Encore plus grave, justifient refus de titularisation ou révocation d’un SPP, et résiliation ou non-renouvellement d’un SPV :
- « des faits de diffusion régulière de vidéos à caractère pornographique sur la télévision du centre d’incendie et de secours, de captation d’une vidéo intime et à caractère sexuel représentant l’une de ses collègues sans recueillir son consentement et de diffusion d’une autre vidéo à caractère sexuel représentant l’une de ses collègues sans recueillir son consentement » [27]
- Le fait d’« avoir parlé à la jeune sapeur-pompier mineure de dix-sept ans de sa forte poitrine » et « déboutonné le premier bouton du polo de tenue réglementaire de cette jeune fille en raison selon lui de la forte chaleur », mais aussi « pris une photo des fesses d’une collègue qui se penchait pour accéder à du matériel », et « proposé pendant une patrouille à une collègue féminine de s’arrêter dans un champ pour procéder à une relation sexuelle » [28]
- Le fait d’entreposer « ponctuellement ses armes de chasse dans les locaux de la caserne » ainsi que d’avoir « admis la consommation d’alcool au CIS de Risoul » [29], même si le TA de Marseille, curieusement, en avait décidé autrement en première instance
- Le fait pour un chef d’équipe de ne pas mettre un terme à « des actes de violence physique et psychologique » entre des équipiers dont il est le témoin [30]
- Le fait d’avoir « renseigné et validé des indemnités de manœuvre réalisées le dimanche et en soirée alors même que son nom ne figurait pas sur les feuilles de manœuvre et que les officiers présents auditionnés par la mission d’audit ont confirmé qu’il n’était pas présent lors desdites manœuvres » [31]
- Le fait d’avoir eu « des propos sexistes mensongers et orduriers tenus à l’égard d’une collègue » et « une absence de respect envers la hiérarchie et l’institution » [32]
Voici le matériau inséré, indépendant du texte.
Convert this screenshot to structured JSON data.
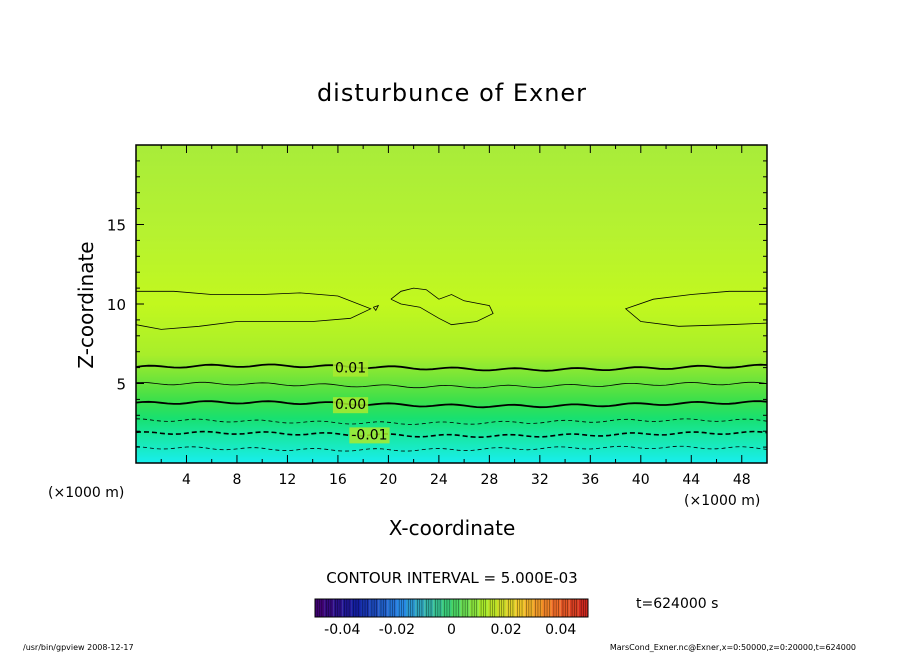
{
  "chart_data": {
    "type": "contour",
    "title": "disturbunce of Exner",
    "xlabel": "X-coordinate",
    "ylabel": "Z-coordinate",
    "x_unit": "(×1000 m)",
    "y_unit": "(×1000 m)",
    "xlim": [
      0,
      50
    ],
    "ylim": [
      0,
      20
    ],
    "x_ticks": [
      4,
      8,
      12,
      16,
      20,
      24,
      28,
      32,
      36,
      40,
      44,
      48
    ],
    "y_ticks": [
      5,
      10,
      15
    ],
    "contour_labels": [
      {
        "text": "0.01",
        "x": 17.0,
        "z": 6.0
      },
      {
        "text": "0.00",
        "x": 17.0,
        "z": 3.7
      },
      {
        "text": "-0.01",
        "x": 18.5,
        "z": 1.8
      }
    ],
    "contour_interval_text": "CONTOUR INTERVAL = 5.000E-03",
    "time_text": "t=624000 s",
    "colorbar": {
      "ticks": [
        "-0.04",
        "-0.02",
        "0",
        "0.02",
        "0.04"
      ],
      "range": [
        -0.05,
        0.05
      ]
    },
    "footer_left": "/usr/bin/gpview   2008-12-17",
    "footer_right": "MarsCond_Exner.nc@Exner,x=0:50000,z=0:20000,t=624000"
  }
}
- « le manque d’implication » d’un SPV alors « qu’il s’est présenté plusieurs fois au centre au cours de cette période pour faire du sport et pour récupérer des masques mis à disposition par le centre » [33].
En revanche sont disproportionnées :
- La résiliation pour avoir « donné un flacon d’échantillon de ses urines à un autre sapeur-pompier volontaire, placé sous son autorité, qui venait d’être contrôlé positif au test de dépistage de stupéfiants » dans la mesure où il n’a « pas dissimulé à l’équipe médicale du service de santé l’échange auquel il avait procédé et que le médecin ayant émis l’avis d’aptitude à l’issue de la visite médicale avait connaissance du caractère positif du premier test effectué par le caporal » [34]
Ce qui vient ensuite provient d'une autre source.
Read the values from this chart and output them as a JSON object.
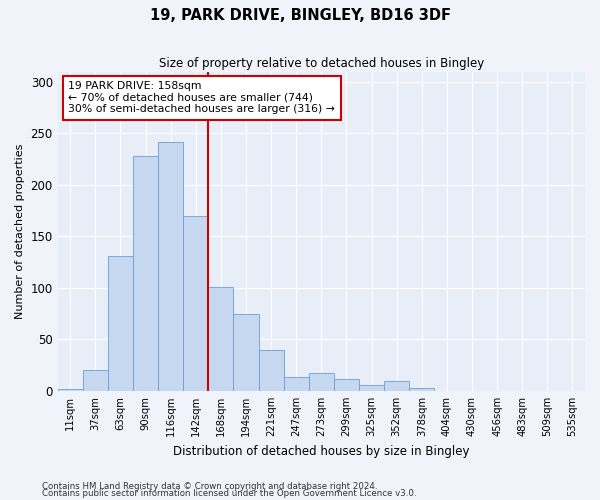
{
  "title": "19, PARK DRIVE, BINGLEY, BD16 3DF",
  "subtitle": "Size of property relative to detached houses in Bingley",
  "xlabel": "Distribution of detached houses by size in Bingley",
  "ylabel": "Number of detached properties",
  "bar_labels": [
    "11sqm",
    "37sqm",
    "63sqm",
    "90sqm",
    "116sqm",
    "142sqm",
    "168sqm",
    "194sqm",
    "221sqm",
    "247sqm",
    "273sqm",
    "299sqm",
    "325sqm",
    "352sqm",
    "378sqm",
    "404sqm",
    "430sqm",
    "456sqm",
    "483sqm",
    "509sqm",
    "535sqm"
  ],
  "bar_values": [
    2,
    20,
    131,
    228,
    242,
    170,
    101,
    75,
    40,
    14,
    17,
    12,
    6,
    10,
    3,
    0,
    0,
    0,
    0,
    0,
    0
  ],
  "bar_color": "#c5d8f0",
  "bar_edge_color": "#6a9fd8",
  "vline_x_index": 6,
  "vline_color": "#cc0000",
  "annotation_text": "19 PARK DRIVE: 158sqm\n← 70% of detached houses are smaller (744)\n30% of semi-detached houses are larger (316) →",
  "annotation_box_color": "#ffffff",
  "annotation_box_edge_color": "#cc0000",
  "ylim": [
    0,
    310
  ],
  "yticks": [
    0,
    50,
    100,
    150,
    200,
    250,
    300
  ],
  "footer_line1": "Contains HM Land Registry data © Crown copyright and database right 2024.",
  "footer_line2": "Contains public sector information licensed under the Open Government Licence v3.0.",
  "bg_color": "#f0f4fa",
  "plot_bg_color": "#e8eef8"
}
- La suspension pour avoir « menacé de former un recours devant le tribunal administratif, affirmant qu’il ne reculerait devant rien pour "salir" le SDIS » [35].
Ainsi, lorsqu’un sapeur-pompier, peu importe qu’il soit volontaire ou professionnel, s’estime visé par une sanction manifestement disproportionnée, il lui est conseillé de prendre attache avec un avocat pour assurer au mieux la défense de ses intérêts.